Transition from neurotrophins to cell death involves two pathways:
1. Intrinsic Pathway: Neurotrophic withdrawal from neurons.
2. Extrinsic Pathway: Apoptosis signaling via pro-neurotrophins and p75/sortilin co-receptors.
Both pathways activate distinct apoptosis mechanisms but lead to cell destruction (Mohamed & El-Remessy, 2015).

Programmed Cell Death:
1. A biochemical pathway activated in response to stimuli leading to specific cell destruction.
2. Integral to normal neuronal development, hence termed "programmed."
Apoptosis:
1. Greek meaning "dropping off,” similar to leaves falling in autumn.
2. It is an active cell death pathway not limited to developing organs.
Apoptosis and PCD share similar molecular machinery, often viewed interchangeably.

Necrosis:
- Triggered by acute injury leading to:
- Swelling
- Cell lysis
- Cellular debris left behind
- No activation of the cell death program.
Apoptosis:
- No swelling occurs.
- Key characteristics:
- Chromatin condensation
- DNA fragmentation
- Membrane blebbing
- P-serine flipping onto the outer leaflet (flipase)
- Phagocytosis is activated
Apoptosis is distinct from necrosis due to its controlled and regulated process.

Cell death can be triggered through two primary mechanisms:
1. Intrinsic Factors: Stress pathway.
2. Extrinsic Factors: Death receptor pathway.
Each pathway involves three steps:
1. Arbitration
2. Commitment
3. Execution via caspases (Cory and Adams, 2002).

Caspases are cysteine proteases crucial for apoptosis, known for their cleavage sites at aspartate residues.
Specific caspases play differentiating roles within the apoptosis process, categorized into:
1. Initiator Caspases: Trigger apoptosis.
2. Executioner Caspases: Carry out cell death (including scavenging of cellular components).

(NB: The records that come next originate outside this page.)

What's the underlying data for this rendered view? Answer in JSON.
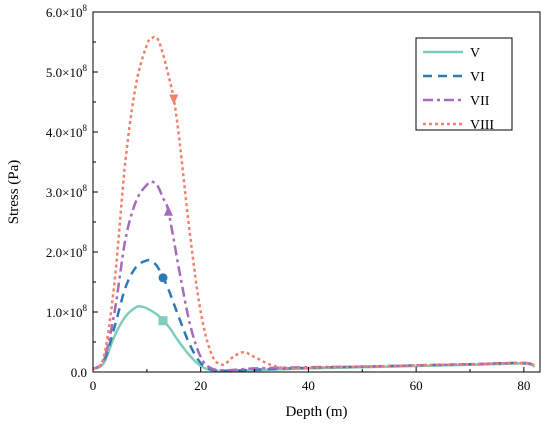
{
  "chart_data": {
    "type": "line",
    "xlabel": "Depth (m)",
    "ylabel": "Stress (Pa)",
    "xlim": [
      0,
      83
    ],
    "ylim": [
      0,
      600000000
    ],
    "x_ticks": [
      0,
      20,
      40,
      60,
      80
    ],
    "y_ticks": [
      {
        "value": 0,
        "label": "0.0"
      },
      {
        "value": 100000000,
        "label": "1.0×10^8"
      },
      {
        "value": 200000000,
        "label": "2.0×10^8"
      },
      {
        "value": 300000000,
        "label": "3.0×10^8"
      },
      {
        "value": 400000000,
        "label": "4.0×10^8"
      },
      {
        "value": 500000000,
        "label": "5.0×10^8"
      },
      {
        "value": 600000000,
        "label": "6.0×10^8"
      }
    ],
    "grid": false,
    "legend_position": "top-right",
    "series": [
      {
        "name": "V",
        "color": "#7fcdbb",
        "dash": "solid",
        "marker": "square",
        "marker_x": 13,
        "x": [
          0,
          2,
          4,
          6,
          8,
          9,
          10,
          12,
          14,
          16,
          18,
          20,
          22,
          25,
          30,
          40,
          50,
          60,
          70,
          80,
          82
        ],
        "values": [
          5000000,
          15000000,
          60000000,
          92000000,
          108000000,
          109000000,
          106000000,
          95000000,
          76000000,
          50000000,
          27000000,
          10000000,
          3000000,
          2000000,
          3000000,
          6000000,
          8000000,
          10000000,
          12000000,
          14000000,
          9000000
        ]
      },
      {
        "name": "VI",
        "color": "#2c7bb6",
        "dash": "dash",
        "marker": "circle",
        "marker_x": 13,
        "x": [
          0,
          2,
          4,
          6,
          8,
          10,
          11,
          12,
          13,
          14,
          16,
          18,
          20,
          22,
          25,
          30,
          40,
          50,
          60,
          70,
          80,
          82
        ],
        "values": [
          5000000,
          18000000,
          75000000,
          140000000,
          175000000,
          186000000,
          184000000,
          175000000,
          157000000,
          138000000,
          90000000,
          45000000,
          15000000,
          4000000,
          2000000,
          4000000,
          7000000,
          9000000,
          11000000,
          13000000,
          15000000,
          9000000
        ]
      },
      {
        "name": "VII",
        "color": "#a66bbd",
        "dash": "dashdot",
        "marker": "triangle-up",
        "marker_x": 14,
        "x": [
          0,
          2,
          4,
          6,
          8,
          10,
          11,
          12,
          13,
          14,
          16,
          18,
          20,
          22,
          25,
          30,
          40,
          50,
          60,
          70,
          80,
          82
        ],
        "values": [
          5000000,
          20000000,
          100000000,
          220000000,
          285000000,
          312000000,
          317000000,
          310000000,
          290000000,
          268000000,
          170000000,
          80000000,
          25000000,
          6000000,
          3000000,
          6000000,
          8000000,
          9000000,
          11000000,
          13000000,
          15000000,
          10000000
        ]
      },
      {
        "name": "VIII",
        "color": "#f4806b",
        "dash": "dot",
        "marker": "triangle-down",
        "marker_x": 15,
        "x": [
          0,
          2,
          4,
          6,
          8,
          10,
          11,
          12,
          13,
          14,
          15,
          16,
          18,
          20,
          22,
          24,
          26,
          28,
          30,
          33,
          36,
          40,
          50,
          60,
          70,
          80,
          82
        ],
        "values": [
          5000000,
          25000000,
          150000000,
          350000000,
          480000000,
          545000000,
          557000000,
          555000000,
          530000000,
          495000000,
          455000000,
          390000000,
          230000000,
          100000000,
          30000000,
          12000000,
          25000000,
          33000000,
          25000000,
          12000000,
          6000000,
          7000000,
          9000000,
          11000000,
          13000000,
          15000000,
          10000000
        ]
      }
    ]
  }
}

Arbitration Group: Divided into two families:
- Pro-apoptotic
- Anti-apoptotic: Defined by Bcl-2 homology (BH1–BH4), with the BH4 domain exclusive to anti-apoptotic members. These domains interact to form oligomers that impact mitochondrial membrane permeability (Opferman & Korsmeyer, 2003).
Cytochrome C Release:
- Triggers pivotal apoptotic mechanisms.
- Initiated by stimuli such as DNA damage, ischemia, oxidative stress, and withdrawal of trophic support.
- Anti-apoptotic proteins block pore formation, while pro-apoptotic proteins promote it.
Apaf-1 and Caspase Activation:
- Binding of cytochrome c to Apaf-1 activates the apoptosome and ensures downstream activation of procaspase-9.
- Apaf-1 acts as an allosteric activator and is essential for forming the apoptosome.

Active caspases function as tetramers consisting of:
- 2 identical large subunits (17-22 kD)
- 2 identical small subunits (10-12 kD)
They interact with caspase substrates leading to cellular destruction (Gupta et al., 2005).

Death Receptor Pathway: Key roles of various death receptors, including:
- FasL: Binds and activates procaspase-8 through adaptor FADD.
- TNF: Engages similar pathways.
Death-Inducing Signaling Complex (DISC) formation is instigated by ligand-receptor binding, leading to caspase activation through island modules (Activate caspase-8).
Bid Protein Role:
- Cleaved by caspase-8, truncated Bid (tBid) enhances cytochrome c release by forming pores in the mitochondrial membrane.
This highlights the interconnectivity between intrinsic and extrinsic pathways in the apoptotic process.

Intrinsic Pathway
- Growth factor withdrawal triggers apoptosis involving AKT pathways and mitochondrial cytochrome c release.
Extrinsic Pathway
- Death receptor signaling leads to DISC formation and eventual caspase activation.
Understanding these pathways is crucial for comprehending how neurotrophins influence neuronal death and survival in various conditions.